Current orthopaedic and rheumatology literature reveals very little information regarding OCI and there is hardly any mention of it in the publications commonly referred to by primary care physicians for their everyday practice.

OCI is a benign condition typically seen after pregnancy and is not associated with any inflammatory arthritis.5,6 It is essentially a radiological diagnosis. The iliac bone adjacent to the sacroiliac joint is predominantly affected and usually, although not invariably, it is a bilateral and relatively symmetric process. It is more common in women of childbearing age group. Rarely, nulliparous women and men may be affected and it can be unilateral. The radiological appearance in OCI is characteristic with well defined triangular sclerosis on the iliac aspect of the sacroiliac joint. The bony eburnation involves the inferior portion of the bone and the apex of the sclerosis can extend up to the auricular portion of the ilium. In OCI, the joint space is preserved and the articular margins are intact, unlike in other forms of sacroiliitis. These radiological features may vary in extent and may even resolve with time.7 The radiological features and the clinical history are diagnostic of OCI, but other differential diagnoses include seronegative spondyloarthropathies, renal osteodystrophy, lymphoma, Paget’s disease, and primary hyperparathyroidism. Normal blood parameters and seronegativity exclude the majority of these disorders. Polyarthralgia in peripheral joints have been noted in a small group of patients with OCI, although significant inflammatory articular findings are generally absent.

The aetiology of OCI is not clear and many theories have been postulated. It is suggested that the increased mechanical stress across the sacroiliac joint coupled with increased vascularity during pregnancy leads to the changes seen on the iliac bone. However, OCI seen in nulliparous women and in men is not consistent with this theory, although it is assumed that mechanical stress from a different causation may be operational in this group of patients.
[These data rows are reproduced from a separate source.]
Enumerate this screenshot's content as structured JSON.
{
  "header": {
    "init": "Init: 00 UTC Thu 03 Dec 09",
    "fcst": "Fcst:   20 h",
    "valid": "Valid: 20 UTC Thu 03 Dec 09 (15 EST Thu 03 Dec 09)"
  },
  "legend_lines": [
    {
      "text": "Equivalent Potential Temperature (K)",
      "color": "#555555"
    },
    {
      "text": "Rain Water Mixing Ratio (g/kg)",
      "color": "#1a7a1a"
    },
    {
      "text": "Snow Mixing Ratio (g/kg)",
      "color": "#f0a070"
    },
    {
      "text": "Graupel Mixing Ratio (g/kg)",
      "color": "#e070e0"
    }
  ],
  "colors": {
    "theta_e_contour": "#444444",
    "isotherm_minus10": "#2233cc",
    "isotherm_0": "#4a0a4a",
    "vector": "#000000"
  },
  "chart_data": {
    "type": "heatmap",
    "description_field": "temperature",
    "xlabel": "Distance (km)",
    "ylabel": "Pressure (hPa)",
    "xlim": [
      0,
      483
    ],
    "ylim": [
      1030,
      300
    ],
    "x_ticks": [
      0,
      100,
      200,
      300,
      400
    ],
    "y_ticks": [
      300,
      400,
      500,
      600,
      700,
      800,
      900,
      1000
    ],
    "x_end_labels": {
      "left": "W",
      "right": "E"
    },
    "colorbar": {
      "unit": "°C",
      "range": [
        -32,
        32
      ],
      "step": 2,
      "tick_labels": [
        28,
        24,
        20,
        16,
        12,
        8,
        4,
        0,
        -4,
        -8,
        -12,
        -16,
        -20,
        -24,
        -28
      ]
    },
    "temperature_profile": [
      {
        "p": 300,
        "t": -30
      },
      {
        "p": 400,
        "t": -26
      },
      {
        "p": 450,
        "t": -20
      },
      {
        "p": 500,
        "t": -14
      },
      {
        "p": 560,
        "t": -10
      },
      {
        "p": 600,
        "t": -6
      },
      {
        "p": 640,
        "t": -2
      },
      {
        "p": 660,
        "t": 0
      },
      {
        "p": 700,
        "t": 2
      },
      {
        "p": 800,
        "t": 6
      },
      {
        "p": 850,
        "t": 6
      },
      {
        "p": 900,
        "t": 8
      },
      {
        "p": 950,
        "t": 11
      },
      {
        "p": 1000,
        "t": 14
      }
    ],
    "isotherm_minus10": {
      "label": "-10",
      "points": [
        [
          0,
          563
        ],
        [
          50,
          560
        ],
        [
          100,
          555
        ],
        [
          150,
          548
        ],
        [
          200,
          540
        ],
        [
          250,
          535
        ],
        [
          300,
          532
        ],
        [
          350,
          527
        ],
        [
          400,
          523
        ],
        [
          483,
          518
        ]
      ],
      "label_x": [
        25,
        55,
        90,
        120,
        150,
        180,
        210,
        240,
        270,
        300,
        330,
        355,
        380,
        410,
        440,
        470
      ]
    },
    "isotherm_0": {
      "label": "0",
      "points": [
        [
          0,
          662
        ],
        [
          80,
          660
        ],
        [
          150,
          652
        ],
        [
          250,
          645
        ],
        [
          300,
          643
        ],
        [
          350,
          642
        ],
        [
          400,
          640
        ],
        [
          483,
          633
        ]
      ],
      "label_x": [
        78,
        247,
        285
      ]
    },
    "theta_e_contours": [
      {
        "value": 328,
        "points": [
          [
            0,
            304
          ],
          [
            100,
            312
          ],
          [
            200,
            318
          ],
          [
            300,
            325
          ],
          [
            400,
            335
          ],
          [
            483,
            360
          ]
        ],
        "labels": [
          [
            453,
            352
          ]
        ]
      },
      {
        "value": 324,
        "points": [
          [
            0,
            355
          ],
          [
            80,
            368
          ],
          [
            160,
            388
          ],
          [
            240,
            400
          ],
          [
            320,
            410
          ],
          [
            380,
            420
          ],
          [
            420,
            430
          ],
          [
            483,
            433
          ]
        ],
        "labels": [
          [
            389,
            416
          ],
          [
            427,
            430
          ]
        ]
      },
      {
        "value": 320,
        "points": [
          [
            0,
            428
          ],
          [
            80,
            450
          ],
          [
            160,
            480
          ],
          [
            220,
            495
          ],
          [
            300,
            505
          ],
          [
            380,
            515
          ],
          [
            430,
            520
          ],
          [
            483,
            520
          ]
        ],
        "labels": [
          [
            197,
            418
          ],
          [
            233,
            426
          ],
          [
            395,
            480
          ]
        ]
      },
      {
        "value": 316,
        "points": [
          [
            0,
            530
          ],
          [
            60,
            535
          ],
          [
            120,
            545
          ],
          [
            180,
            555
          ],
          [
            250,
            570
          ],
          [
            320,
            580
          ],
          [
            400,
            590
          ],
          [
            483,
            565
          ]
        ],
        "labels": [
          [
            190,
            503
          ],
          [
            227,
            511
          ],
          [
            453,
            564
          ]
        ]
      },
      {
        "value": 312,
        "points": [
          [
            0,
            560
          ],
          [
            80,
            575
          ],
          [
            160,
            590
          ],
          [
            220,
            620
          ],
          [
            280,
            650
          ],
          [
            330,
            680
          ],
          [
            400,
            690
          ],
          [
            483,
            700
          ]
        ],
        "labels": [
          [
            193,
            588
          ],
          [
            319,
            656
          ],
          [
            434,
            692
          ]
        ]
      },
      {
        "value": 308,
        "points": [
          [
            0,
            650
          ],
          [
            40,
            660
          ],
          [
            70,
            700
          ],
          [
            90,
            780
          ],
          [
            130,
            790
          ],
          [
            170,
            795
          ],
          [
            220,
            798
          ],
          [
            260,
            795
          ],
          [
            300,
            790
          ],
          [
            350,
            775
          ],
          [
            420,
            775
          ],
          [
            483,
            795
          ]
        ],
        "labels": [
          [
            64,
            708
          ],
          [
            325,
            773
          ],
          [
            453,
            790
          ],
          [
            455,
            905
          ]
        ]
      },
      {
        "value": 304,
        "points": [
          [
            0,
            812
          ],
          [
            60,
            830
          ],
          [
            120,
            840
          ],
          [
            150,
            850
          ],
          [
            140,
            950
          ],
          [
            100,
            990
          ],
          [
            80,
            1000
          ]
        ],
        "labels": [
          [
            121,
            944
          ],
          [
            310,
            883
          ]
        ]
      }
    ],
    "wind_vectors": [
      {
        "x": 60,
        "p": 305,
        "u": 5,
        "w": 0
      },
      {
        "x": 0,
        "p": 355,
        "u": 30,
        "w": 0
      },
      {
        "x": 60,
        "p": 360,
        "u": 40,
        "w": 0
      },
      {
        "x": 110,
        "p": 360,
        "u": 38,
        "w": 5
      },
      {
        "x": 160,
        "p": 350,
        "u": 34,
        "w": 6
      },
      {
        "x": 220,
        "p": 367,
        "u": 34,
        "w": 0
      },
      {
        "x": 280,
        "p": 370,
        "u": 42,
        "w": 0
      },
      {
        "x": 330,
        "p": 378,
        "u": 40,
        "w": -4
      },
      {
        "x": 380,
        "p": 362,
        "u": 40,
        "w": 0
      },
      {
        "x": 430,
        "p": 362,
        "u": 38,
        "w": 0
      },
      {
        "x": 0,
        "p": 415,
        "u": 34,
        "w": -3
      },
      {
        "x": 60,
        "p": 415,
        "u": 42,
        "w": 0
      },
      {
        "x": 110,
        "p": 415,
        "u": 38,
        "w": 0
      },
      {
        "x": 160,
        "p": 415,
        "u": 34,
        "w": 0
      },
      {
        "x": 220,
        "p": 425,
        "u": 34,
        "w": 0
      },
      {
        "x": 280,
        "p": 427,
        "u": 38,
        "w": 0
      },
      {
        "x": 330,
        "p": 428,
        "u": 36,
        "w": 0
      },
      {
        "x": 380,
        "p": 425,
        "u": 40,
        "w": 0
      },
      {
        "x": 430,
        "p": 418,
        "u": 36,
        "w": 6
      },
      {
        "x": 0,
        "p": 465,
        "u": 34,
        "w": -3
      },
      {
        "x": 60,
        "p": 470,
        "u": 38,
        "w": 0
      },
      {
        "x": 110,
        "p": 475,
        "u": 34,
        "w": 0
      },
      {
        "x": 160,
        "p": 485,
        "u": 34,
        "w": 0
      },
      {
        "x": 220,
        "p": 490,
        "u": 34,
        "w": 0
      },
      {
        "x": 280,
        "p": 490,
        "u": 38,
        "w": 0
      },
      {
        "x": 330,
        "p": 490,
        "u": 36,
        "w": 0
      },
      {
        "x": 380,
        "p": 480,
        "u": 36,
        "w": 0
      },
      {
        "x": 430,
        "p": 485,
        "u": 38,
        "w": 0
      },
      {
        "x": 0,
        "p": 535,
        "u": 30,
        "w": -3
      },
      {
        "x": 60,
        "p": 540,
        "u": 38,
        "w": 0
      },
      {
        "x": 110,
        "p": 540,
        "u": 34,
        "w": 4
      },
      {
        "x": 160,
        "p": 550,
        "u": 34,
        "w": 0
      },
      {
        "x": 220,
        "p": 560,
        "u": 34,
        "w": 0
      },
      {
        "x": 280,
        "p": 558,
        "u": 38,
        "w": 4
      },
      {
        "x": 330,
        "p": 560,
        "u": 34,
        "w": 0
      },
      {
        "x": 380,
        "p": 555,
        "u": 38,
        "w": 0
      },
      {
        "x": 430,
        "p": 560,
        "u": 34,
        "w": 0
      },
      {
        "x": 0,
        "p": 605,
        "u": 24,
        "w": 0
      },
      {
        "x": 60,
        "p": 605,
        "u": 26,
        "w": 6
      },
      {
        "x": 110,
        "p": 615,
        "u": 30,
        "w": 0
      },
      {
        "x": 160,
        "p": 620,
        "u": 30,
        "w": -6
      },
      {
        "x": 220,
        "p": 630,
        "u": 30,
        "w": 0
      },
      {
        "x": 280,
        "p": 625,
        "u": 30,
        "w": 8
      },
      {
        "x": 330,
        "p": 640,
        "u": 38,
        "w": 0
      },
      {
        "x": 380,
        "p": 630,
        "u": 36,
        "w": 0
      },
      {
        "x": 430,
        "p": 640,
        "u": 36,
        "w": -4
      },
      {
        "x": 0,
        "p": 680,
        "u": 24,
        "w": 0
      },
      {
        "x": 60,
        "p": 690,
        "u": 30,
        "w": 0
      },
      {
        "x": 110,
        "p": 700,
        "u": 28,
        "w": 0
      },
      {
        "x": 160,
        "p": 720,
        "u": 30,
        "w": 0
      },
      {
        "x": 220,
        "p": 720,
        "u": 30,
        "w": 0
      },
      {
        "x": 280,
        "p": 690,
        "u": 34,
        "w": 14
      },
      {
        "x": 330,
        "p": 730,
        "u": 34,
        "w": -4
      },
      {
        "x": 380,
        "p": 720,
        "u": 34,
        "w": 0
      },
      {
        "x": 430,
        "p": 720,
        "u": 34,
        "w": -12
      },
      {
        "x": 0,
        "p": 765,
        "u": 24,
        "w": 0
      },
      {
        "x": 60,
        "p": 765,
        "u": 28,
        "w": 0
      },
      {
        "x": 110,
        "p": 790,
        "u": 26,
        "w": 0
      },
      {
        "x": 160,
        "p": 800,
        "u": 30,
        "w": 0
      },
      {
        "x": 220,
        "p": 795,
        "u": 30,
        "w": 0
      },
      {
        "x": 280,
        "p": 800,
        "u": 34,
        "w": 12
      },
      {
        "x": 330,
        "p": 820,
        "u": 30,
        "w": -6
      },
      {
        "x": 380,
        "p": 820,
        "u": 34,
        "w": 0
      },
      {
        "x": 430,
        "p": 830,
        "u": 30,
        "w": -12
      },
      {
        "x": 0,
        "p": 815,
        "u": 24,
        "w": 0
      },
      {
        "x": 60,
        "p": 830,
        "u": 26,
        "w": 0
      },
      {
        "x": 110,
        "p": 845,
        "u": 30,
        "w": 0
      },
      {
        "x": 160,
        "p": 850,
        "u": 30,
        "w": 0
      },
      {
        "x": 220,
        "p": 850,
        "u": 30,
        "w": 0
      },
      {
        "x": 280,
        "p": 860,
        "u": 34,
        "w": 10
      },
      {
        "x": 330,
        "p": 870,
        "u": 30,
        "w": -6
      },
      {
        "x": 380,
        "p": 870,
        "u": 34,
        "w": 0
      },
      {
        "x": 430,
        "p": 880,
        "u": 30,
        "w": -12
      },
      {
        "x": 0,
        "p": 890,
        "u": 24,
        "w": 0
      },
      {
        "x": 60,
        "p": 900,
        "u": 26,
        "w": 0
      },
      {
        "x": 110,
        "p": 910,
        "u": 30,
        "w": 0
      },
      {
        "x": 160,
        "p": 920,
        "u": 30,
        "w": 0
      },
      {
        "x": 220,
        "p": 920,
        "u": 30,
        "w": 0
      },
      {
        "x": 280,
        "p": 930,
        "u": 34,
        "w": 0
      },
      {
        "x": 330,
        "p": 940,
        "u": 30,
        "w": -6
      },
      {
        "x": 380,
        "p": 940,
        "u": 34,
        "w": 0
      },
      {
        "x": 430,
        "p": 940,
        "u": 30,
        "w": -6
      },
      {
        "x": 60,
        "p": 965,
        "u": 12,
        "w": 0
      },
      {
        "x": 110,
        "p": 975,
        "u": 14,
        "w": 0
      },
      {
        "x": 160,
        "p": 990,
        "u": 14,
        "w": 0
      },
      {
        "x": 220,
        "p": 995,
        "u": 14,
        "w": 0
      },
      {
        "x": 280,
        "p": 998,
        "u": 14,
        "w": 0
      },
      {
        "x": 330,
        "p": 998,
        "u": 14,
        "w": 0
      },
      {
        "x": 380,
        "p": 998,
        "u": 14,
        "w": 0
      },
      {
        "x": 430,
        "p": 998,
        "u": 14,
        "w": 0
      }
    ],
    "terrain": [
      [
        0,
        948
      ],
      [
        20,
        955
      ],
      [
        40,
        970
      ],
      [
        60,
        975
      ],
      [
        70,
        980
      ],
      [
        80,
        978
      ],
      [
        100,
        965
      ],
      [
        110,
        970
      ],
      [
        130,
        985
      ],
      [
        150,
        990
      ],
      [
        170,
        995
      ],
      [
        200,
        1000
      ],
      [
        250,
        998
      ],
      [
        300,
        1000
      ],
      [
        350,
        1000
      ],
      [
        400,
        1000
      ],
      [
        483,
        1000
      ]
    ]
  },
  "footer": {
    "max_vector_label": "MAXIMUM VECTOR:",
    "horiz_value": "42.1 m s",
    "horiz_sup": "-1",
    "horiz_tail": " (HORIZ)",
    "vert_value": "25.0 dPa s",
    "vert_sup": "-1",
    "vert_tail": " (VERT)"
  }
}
Some authors have postulated that OCI and ankylosing spondylitis may be inter-related; however the aetiopathology of ankylosing spondylitis is different from OCI (table 2).8 Singal et al in their comparative studies between OCI and ankylosing spondylitis in female patients have concluded that OCI is not a variant of ankylosing spondylitis.9,10

Table 2

 Differences between OCI and ankylosing spondylitis

To conclude: OCI is a benign self limiting condition seen after pregnancy in young women with low back pain. It is important to recognise this entity as it may potentially be confused with sacroiliitis from other disorders like ankylosing spondylitis and inflammatory arthritis. Conservative treatment with analgesics and physiotherapy are the mainstay of management in OCI.